Gerakan Melindungi Kepulauan Diaoyu di Beijing, China Tahun 2012
Loading...
Date
Authors
Journal Title
Journal ISSN
Volume Title
Publisher
Fakultas Ilmu Budaya
Abstract
Penelitian ini akan membahas mengenai gerakan sosial yang terjadi di China,
khususnya di Beijing pada tahun 2012. Sengketa teritorial atas Kepulauan Diaoyu
telah menjadi konflik jangka panjang antara kedua negara yang dipicu oleh
perbedaan klaim historis antara kedua negara.
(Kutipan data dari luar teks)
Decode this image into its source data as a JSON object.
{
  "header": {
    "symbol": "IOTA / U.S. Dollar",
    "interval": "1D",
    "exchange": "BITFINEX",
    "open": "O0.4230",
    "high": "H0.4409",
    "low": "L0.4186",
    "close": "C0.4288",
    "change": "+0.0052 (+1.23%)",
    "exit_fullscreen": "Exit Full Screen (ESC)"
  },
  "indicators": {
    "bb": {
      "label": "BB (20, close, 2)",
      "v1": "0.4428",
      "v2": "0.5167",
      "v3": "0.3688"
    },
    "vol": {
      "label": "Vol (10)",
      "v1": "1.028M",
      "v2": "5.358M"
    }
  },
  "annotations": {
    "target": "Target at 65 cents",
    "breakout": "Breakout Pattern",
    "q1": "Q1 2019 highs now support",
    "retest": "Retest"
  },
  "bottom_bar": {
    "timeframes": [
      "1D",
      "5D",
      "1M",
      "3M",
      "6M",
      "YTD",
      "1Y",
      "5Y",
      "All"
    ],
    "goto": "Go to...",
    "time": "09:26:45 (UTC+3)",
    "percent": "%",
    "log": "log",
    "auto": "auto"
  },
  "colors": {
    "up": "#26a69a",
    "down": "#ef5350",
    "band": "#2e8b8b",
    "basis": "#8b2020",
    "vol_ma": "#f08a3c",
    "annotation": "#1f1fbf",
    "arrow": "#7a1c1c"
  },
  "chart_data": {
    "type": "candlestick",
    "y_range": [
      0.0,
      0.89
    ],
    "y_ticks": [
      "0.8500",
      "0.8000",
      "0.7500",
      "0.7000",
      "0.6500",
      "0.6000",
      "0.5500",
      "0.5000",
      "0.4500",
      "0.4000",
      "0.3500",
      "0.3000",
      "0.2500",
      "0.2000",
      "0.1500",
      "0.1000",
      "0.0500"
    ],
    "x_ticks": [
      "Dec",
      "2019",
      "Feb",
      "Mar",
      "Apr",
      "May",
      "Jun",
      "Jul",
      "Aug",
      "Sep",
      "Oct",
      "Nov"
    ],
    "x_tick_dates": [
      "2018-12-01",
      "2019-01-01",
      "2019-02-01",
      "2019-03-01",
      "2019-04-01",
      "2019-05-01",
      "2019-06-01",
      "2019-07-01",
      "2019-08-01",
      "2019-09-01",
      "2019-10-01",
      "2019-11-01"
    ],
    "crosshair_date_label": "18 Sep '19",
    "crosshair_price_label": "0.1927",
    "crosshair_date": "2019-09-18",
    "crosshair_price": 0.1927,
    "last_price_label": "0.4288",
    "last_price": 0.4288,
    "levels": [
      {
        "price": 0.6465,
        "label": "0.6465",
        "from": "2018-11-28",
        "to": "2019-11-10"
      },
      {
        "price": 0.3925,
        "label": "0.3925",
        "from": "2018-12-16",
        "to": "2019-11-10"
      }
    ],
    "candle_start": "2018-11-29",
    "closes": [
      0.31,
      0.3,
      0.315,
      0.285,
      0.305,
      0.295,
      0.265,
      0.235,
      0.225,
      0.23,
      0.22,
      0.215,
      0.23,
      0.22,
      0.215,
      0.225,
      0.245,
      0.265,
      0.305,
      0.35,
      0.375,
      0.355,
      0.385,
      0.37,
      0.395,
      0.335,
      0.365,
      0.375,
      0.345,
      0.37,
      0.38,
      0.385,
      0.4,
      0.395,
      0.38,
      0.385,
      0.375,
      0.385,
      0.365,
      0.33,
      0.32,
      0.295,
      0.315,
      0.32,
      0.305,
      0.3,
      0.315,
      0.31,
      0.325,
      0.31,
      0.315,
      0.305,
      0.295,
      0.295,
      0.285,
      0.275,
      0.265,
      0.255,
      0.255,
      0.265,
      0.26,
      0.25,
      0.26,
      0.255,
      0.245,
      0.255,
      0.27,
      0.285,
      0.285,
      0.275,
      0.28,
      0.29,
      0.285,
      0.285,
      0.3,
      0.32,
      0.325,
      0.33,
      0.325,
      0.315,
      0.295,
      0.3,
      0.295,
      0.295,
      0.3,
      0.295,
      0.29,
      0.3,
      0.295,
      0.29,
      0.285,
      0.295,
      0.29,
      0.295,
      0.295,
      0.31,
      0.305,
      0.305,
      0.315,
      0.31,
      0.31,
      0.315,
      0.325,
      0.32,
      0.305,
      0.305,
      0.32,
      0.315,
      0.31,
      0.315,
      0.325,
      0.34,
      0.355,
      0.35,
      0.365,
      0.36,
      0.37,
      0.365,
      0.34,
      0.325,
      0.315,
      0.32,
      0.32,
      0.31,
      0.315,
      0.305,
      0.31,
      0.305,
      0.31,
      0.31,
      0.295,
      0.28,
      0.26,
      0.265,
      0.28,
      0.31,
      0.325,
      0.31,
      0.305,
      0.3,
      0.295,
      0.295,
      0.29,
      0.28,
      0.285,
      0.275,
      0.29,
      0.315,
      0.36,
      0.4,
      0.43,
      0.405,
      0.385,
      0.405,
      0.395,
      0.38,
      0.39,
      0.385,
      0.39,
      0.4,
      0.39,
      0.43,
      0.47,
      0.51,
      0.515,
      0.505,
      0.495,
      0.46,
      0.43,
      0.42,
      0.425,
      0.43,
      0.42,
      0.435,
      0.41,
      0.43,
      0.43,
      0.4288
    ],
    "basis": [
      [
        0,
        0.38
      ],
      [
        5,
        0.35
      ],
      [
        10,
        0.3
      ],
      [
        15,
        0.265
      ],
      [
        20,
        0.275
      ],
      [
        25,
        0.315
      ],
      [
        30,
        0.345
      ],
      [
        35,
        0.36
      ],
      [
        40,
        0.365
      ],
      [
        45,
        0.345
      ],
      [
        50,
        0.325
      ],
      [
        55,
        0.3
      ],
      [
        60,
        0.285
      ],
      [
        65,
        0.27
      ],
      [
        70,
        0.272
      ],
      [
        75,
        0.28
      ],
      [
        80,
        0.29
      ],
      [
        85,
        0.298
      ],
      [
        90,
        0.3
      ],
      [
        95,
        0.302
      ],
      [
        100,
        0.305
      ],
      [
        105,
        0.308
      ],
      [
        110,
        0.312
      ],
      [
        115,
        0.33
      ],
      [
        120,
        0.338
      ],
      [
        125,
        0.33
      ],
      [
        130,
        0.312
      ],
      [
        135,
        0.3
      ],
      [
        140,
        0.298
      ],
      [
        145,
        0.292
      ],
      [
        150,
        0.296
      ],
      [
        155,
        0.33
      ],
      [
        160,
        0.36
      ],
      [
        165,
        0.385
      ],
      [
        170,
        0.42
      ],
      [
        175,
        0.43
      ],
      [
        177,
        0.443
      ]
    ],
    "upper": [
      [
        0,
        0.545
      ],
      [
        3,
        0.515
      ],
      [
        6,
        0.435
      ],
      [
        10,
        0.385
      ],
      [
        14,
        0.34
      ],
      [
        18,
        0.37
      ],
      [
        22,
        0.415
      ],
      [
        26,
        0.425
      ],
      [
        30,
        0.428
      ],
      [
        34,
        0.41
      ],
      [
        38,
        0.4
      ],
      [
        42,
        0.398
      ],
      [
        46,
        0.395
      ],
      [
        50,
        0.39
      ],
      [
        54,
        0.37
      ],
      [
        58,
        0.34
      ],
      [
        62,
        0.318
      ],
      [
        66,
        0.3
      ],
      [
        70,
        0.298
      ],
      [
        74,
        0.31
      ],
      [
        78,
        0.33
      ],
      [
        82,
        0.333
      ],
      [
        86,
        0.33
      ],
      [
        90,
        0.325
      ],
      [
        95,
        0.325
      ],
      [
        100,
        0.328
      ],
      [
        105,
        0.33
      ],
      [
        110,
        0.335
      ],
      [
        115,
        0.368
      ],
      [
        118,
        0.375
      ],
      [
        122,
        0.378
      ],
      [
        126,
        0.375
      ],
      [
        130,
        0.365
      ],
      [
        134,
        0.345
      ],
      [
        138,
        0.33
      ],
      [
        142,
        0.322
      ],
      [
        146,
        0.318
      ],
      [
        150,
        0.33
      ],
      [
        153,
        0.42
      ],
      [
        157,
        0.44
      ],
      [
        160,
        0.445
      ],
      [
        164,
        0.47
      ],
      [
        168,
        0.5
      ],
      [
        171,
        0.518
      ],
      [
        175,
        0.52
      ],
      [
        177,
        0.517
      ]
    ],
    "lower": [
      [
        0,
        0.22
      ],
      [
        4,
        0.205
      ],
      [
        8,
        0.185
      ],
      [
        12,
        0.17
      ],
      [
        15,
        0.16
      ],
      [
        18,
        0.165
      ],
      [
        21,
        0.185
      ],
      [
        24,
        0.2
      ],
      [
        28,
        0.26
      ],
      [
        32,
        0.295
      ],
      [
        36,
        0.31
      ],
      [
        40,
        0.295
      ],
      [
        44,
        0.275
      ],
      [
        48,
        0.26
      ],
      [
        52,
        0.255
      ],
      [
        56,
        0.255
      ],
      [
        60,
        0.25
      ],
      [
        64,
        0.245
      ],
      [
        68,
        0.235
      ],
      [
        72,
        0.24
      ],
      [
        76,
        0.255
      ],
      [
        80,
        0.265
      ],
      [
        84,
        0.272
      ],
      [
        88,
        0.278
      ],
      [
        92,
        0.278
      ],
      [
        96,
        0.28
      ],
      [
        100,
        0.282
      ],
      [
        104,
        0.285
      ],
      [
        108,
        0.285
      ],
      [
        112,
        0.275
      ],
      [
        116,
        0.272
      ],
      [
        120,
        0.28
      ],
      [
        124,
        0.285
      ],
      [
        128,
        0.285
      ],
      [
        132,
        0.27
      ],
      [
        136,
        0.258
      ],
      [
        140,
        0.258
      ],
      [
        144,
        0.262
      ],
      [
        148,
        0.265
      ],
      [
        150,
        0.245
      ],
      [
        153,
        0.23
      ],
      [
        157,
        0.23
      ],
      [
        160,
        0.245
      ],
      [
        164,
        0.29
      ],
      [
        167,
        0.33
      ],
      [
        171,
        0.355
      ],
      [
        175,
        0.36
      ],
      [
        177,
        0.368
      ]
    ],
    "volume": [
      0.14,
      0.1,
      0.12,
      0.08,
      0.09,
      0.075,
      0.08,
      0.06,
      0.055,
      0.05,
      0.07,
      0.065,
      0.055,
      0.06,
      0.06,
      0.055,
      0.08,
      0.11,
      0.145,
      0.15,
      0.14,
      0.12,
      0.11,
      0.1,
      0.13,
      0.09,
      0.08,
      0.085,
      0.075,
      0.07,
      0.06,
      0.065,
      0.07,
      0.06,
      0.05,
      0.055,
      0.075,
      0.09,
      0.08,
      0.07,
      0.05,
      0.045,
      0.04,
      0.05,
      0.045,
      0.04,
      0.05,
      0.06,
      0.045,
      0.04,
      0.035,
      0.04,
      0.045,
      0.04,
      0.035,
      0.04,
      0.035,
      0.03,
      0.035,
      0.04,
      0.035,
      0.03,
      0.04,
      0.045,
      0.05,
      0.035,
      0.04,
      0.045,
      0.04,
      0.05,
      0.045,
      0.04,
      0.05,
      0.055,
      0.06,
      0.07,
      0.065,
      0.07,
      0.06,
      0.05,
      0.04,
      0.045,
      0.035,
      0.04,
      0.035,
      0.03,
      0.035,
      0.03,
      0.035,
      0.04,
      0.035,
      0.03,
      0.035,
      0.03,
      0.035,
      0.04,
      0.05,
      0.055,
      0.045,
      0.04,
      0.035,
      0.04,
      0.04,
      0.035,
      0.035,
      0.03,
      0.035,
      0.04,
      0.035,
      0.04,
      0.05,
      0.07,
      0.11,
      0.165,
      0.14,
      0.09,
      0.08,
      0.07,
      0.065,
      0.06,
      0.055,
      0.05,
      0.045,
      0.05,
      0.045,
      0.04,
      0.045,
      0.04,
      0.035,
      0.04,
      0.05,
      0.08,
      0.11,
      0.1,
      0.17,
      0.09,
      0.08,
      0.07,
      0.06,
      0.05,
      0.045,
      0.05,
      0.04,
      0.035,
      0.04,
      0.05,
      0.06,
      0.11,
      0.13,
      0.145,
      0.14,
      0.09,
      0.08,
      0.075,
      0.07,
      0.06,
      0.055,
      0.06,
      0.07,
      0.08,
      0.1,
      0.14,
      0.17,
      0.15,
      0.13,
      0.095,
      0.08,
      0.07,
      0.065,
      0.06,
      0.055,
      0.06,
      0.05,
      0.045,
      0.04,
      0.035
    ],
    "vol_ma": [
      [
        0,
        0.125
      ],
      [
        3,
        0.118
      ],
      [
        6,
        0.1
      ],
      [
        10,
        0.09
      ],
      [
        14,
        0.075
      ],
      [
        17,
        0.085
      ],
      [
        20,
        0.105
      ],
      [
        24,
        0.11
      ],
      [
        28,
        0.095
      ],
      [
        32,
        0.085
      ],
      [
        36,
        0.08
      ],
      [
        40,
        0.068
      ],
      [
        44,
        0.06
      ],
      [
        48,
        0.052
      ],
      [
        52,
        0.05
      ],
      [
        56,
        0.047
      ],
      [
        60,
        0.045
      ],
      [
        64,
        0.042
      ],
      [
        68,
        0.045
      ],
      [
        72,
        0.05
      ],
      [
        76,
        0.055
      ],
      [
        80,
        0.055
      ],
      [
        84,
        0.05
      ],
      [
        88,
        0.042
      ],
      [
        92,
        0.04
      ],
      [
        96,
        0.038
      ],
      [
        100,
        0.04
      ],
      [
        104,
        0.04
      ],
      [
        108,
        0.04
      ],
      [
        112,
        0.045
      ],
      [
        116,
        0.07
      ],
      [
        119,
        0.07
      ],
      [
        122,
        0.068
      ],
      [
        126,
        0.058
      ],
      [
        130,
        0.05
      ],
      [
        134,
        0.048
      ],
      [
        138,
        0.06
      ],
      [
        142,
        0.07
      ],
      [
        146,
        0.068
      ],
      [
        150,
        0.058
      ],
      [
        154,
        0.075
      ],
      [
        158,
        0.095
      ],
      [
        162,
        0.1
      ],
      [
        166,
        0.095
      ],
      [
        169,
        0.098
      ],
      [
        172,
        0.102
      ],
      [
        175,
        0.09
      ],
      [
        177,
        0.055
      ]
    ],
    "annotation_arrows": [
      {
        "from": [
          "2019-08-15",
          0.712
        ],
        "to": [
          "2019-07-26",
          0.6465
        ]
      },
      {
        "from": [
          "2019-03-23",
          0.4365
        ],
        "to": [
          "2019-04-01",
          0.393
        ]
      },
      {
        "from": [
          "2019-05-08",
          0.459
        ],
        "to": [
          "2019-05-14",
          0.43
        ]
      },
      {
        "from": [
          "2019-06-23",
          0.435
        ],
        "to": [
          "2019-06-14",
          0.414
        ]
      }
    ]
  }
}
Pada tahun 2012 isu sengketa
teritorial ini memanas ketika pemerintah Jepang membeli beberapa pulau dari
Kepulauan Diaoyu, hal tersebut memicu gelombang demonstrasi besar-besaran di
berbagai kota di China, termasuk di Beijing. Penelitian ini bertujuan untuk
mengetahui latar belakang terjadinya Gerakan Melindungi Kepulauan Diaoyu
tahun 2012, mengidentifikasi bagaimana aksi gerakan tersebut terjadi, dan
mengalisis dampak dari gerakan tersebut. Penelitian ini menggunakan metode
penelitian sejarah Louis Gottschalk yang meliputi heuristik, kritik sumber,
interpretasi, dan historiografi. Penelitian ini menggunakan pendekatan sejarah
sosial dengan menyoroti dinamika gerakan protes sebagai manifestasi identitas
kolektif dan nasionalisme masyarakat. Penelitian ini memanfaatkan sumber
primer berupa arsip berita, dokumen pemerintah, dan video dokumenter. Sumber
sekunder dalam penelitian ini menggunakan jurnal ilmiah dan literatur akademik.
Hasil penelitian menunjukkan bahwa gerakan ini tidak hanya sebagai ekspresi
kemarahan terhadap Jepang, tetapi juga sebagai simbol nasionalisme. Pemerintah
China secara tidak langsung membiarkan demonstrasi berlangsung sebagai bentuk
tekanan terhadap Jepang, namun tetap melakukan kontrol agar tidak terjadi
eskalasi yang tidak diinginkan. Demonstrasi yang berlangsung di Beijing dan
kota-kota lain di China berdampak terhadap hubungan bilateral antara China dan
Jepang. Banyak perusahaan Jepang mengalami kerusakan fasilitas dan penurunan
produksi. Aksi protes terhadap Jepang yang terjadi termasuk aksi boikot terhadap
produk buatan Jepang. Gerakan ini juga menunjukkan bagaimana isu kedaulatan
dapat dijadikan alat mobilisasi nasionalisme di era modern.